Are financial advisors paid too much?
There is a notion prevalent in the academic literature and at the popular level that financial advisors claim an undue share of the national wealth. Specifically, some question if something nefarious such as unfair, rent-seeking behavior might explain why total compensation of financial intermediaries is at all-time high of 9% of GDP.
A newly published academic paper takes a far more benign view of financial sector compensation, arguing that the financial sector's share of GDP is related to the growing importance of wealth preservation in a maturing economy.
The 40-page working paper by Nicola Gennaioli of Università Bocconi, Andrei Shleifer of Harvard University and Robert Vishny of the University of Chicago—titled "Finance and the Preservation of Wealth"—also finds other causes of the financial sector's rise and fall in economic history.
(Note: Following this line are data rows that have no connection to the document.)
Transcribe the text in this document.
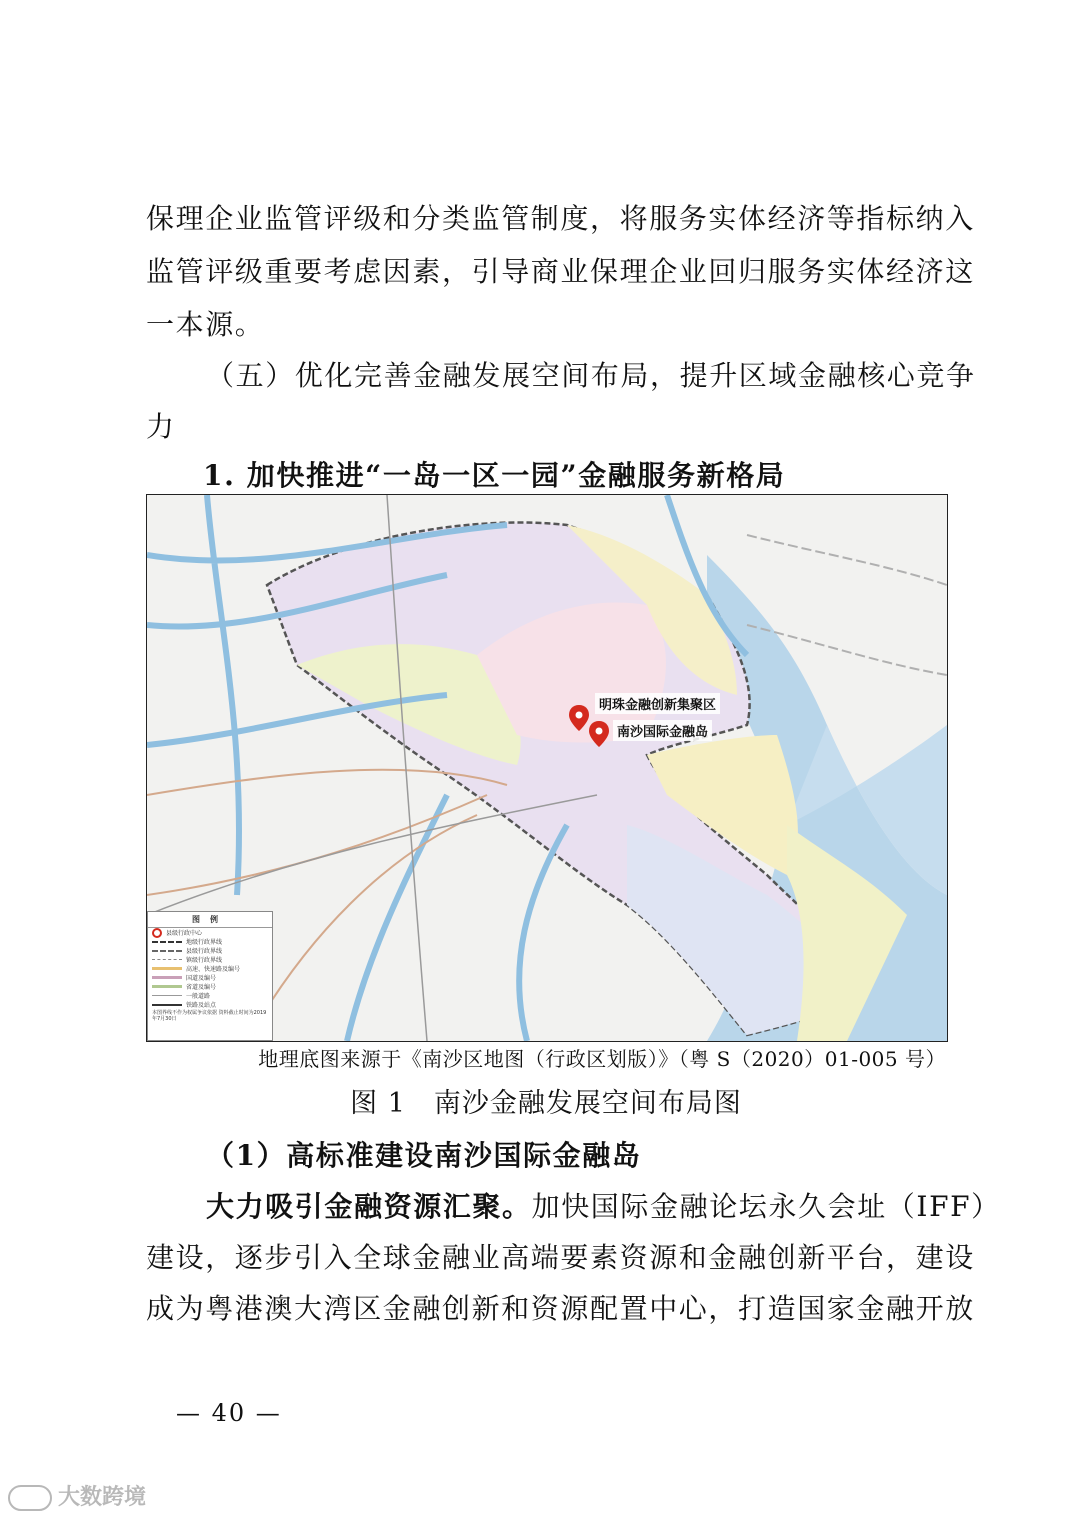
保理企业监管评级和分类监管制度，将服务实体经济等指标纳入
监管评级重要考虑因素，引导商业保理企业回归服务实体经济这
一本源。
（五）优化完善金融发展空间布局，提升区域金融核心竞争
力
1. 加快推进“一岛一区一园”金融服务新格局
明珠金融创新集聚区
南沙国际金融岛
图例
县级行政中心
地级行政界线
县级行政界线
镇级行政界线
高速、快速路及编号
国道及编号
省道及编号
一般道路
铁路及站点
本图界线不作为权属争议依据 资料截止时间为2019年7月30日
地理底图来源于《南沙区地图（行政区划版）》（粤 S（2020）01-005 号）
图 1　南沙金融发展空间布局图
（1）高标准建设南沙国际金融岛
大力吸引金融资源汇聚。加快国际金融论坛永久会址（IFF）
建设，逐步引入全球金融业高端要素资源和金融创新平台，建设
成为粤港澳大湾区金融创新和资源配置中心，打造国家金融开放
— 40 —
大数跨境
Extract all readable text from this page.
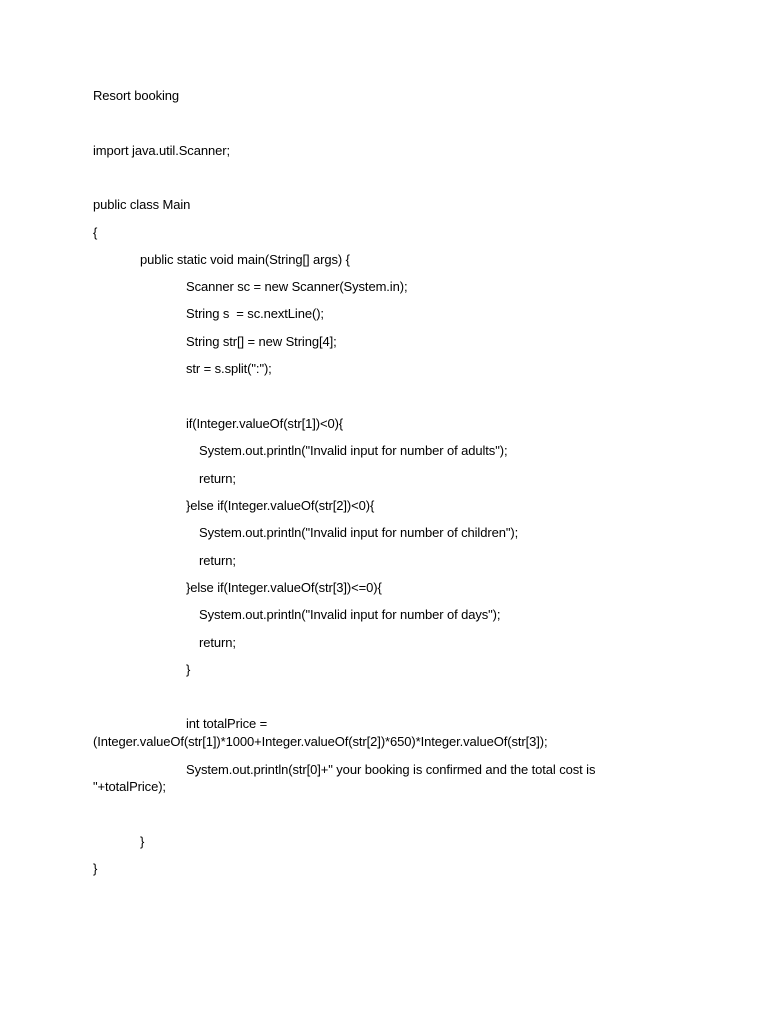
Resort booking

import java.util.Scanner;

public class Main

{

public static void main(String[] args) {

Scanner sc = new Scanner(System.in);

String s  = sc.nextLine();

String str[] = new String[4];

str = s.split(":");

if(Integer.valueOf(str[1])<0){

System.out.println("Invalid input for number of adults");

return;

}else if(Integer.valueOf(str[2])<0){

System.out.println("Invalid input for number of children");

return;

}else if(Integer.valueOf(str[3])<=0){

System.out.println("Invalid input for number of days");

return;

}

int totalPrice =

(Integer.valueOf(str[1])*1000+Integer.valueOf(str[2])*650)*Integer.valueOf(str[3]);

System.out.println(str[0]+" your booking is confirmed and the total cost is

"+totalPrice);

}

}
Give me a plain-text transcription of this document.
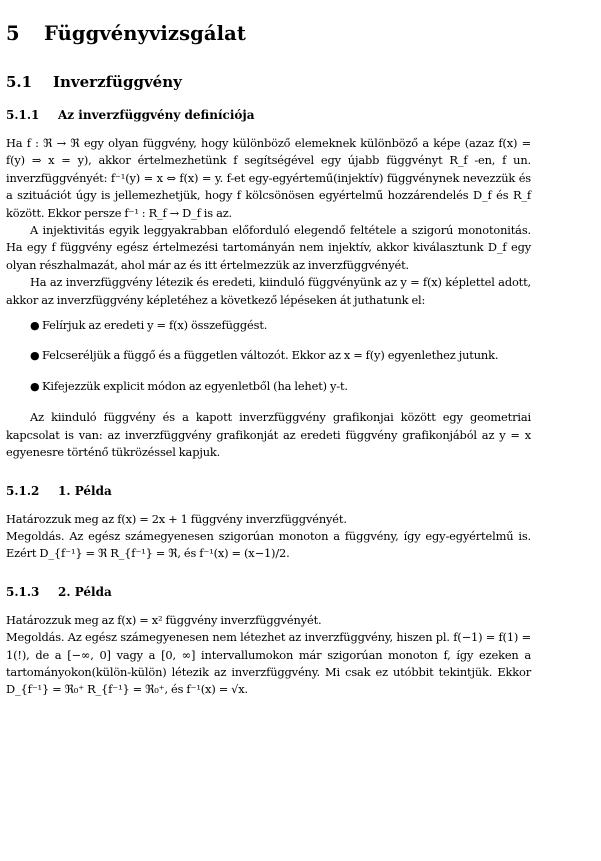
5 Függvényvizsgálat
5.1 Inverzfüggvény
5.1.1 Az inverzfüggvény definíciója

Ha f : ℜ → ℜ egy olyan függvény, hogy különböző elemeknek különböző a képe (azaz f(x) = f(y) ⇒ x = y), akkor értelmezhetünk f segítségével egy újabb függvényt R_f -en, f un. inverzfüggvényét: f⁻¹(y) = x ⇔ f(x) = y. f-et egy-egyértemű(injektív) függvénynek nevezzük és a szituációt úgy is jellemezhetjük, hogy f kölcsönösen egyértelmű hozzárendelés D_f és R_f között. Ekkor persze f⁻¹ : R_f → D_f is az.

A injektivitás egyik leggyakrabban előforduló elegendő feltétele a szigorú monotonitás. Ha egy f függvény egész értelmezési tartományán nem injektív, akkor kiválasztunk D_f egy olyan részhalmazát, ahol már az és itt értelmezzük az inverzfüggvényét.

Ha az inverzfüggvény létezik és eredeti, kiinduló függvényünk az y = f(x) képlettel adott, akkor az inverzfüggvény képletéhez a következő lépéseken át juthatunk el:

● Felírjuk az eredeti y = f(x) összefüggést.
● Felcseréljük a függő és a független változót. Ekkor az x = f(y) egyenlethez jutunk.
● Kifejezzük explicit módon az egyenletből (ha lehet) y-t.

Az kiinduló függvény és a kapott inverzfüggvény grafikonjai között egy geometriai kapcsolat is van: az inverzfüggvény grafikonját az eredeti függvény grafikonjából az y = x egyenesre történő tükrözéssel kapjuk.

5.1.2 1. Példa

Határozzuk meg az f(x) = 2x + 1 függvény inverzfüggvényét.

Megoldás. Az egész számegyenesen szigorúan monoton a függvény, így egy-egyértelmű is. Ezért D_{f⁻¹} = ℜ R_{f⁻¹} = ℜ, és f⁻¹(x) = (x−1)/2.

5.1.3 2. Példa

Határozzuk meg az f(x) = x² függvény inverzfüggvényét.

Megoldás. Az egész számegyenesen nem létezhet az inverzfüggvény, hiszen pl. f(−1) = f(1) = 1(!), de a [−∞, 0] vagy a [0, ∞] intervallumokon már szigorúan monoton f, így ezeken a tartományokon(külön-külön) létezik az inverzfüggvény. Mi csak ez utóbbit tekintjük. Ekkor D_{f⁻¹} = ℜ₀⁺ R_{f⁻¹} = ℜ₀⁺, és f⁻¹(x) = √x.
Financial advisors will not be surprised that declines in productivity and, especially, trust reduce opportunities for advisors in the long run, though they may be surprised that in the short run productivity drops enhance their prospects.
"This is because the drop in productivity reduces GDP and growth opportunities a lot but leaves the wealth preservation service of the financial sector relatively unaffected," the authors writes. "As a consequence, the financial sector shrinks less than GDP, increasing the share of national income going to finance."
Gennaioli, Shleifer and Vishny point out that the finance sector's share of national wealth ebbs and flows over the years, rising from 2% of GDP in the 1940s to about 8% at the time of the financial crisis.
Its level before the Great Depression was 6%, but that earlier economic crisis "in all likelihood combined a decline in productivity with a sharp decline in trust in the financial system," which took fully 40 years to reverse, assuming prewar levels only in the 1980s.
That financial intermediaries' share of national wealth rose to prewar levels decades after U.S. productivity and wealth surpassed prewar levels illustrates the key role trust plays in lubricating the financial economy.
A related and counterintuitive insight is that competition in the seemingly crowded financial sector increases intermediaries' wealth. That broker down the street is not eating your lunch but rather adding to the overall level of trust.
"Part of the reason why the income of the financial sector grows over time is that the entry of new intermediaries increases the proximity of money managers to investors, increasing risk taking and the size of the financial sector," the three researchers write.
New entrants "got 'closer' to their clients and therefore became more trusted," they add.
Gennaioli, Shleifer and Vishny refer to financial intermediaries—bankers, brokers, wealth planners, or money managers—as "money doctors," suggesting that an innate lack of confidence draws savers to professionals without whom they would be putting their money into mattresses and gold.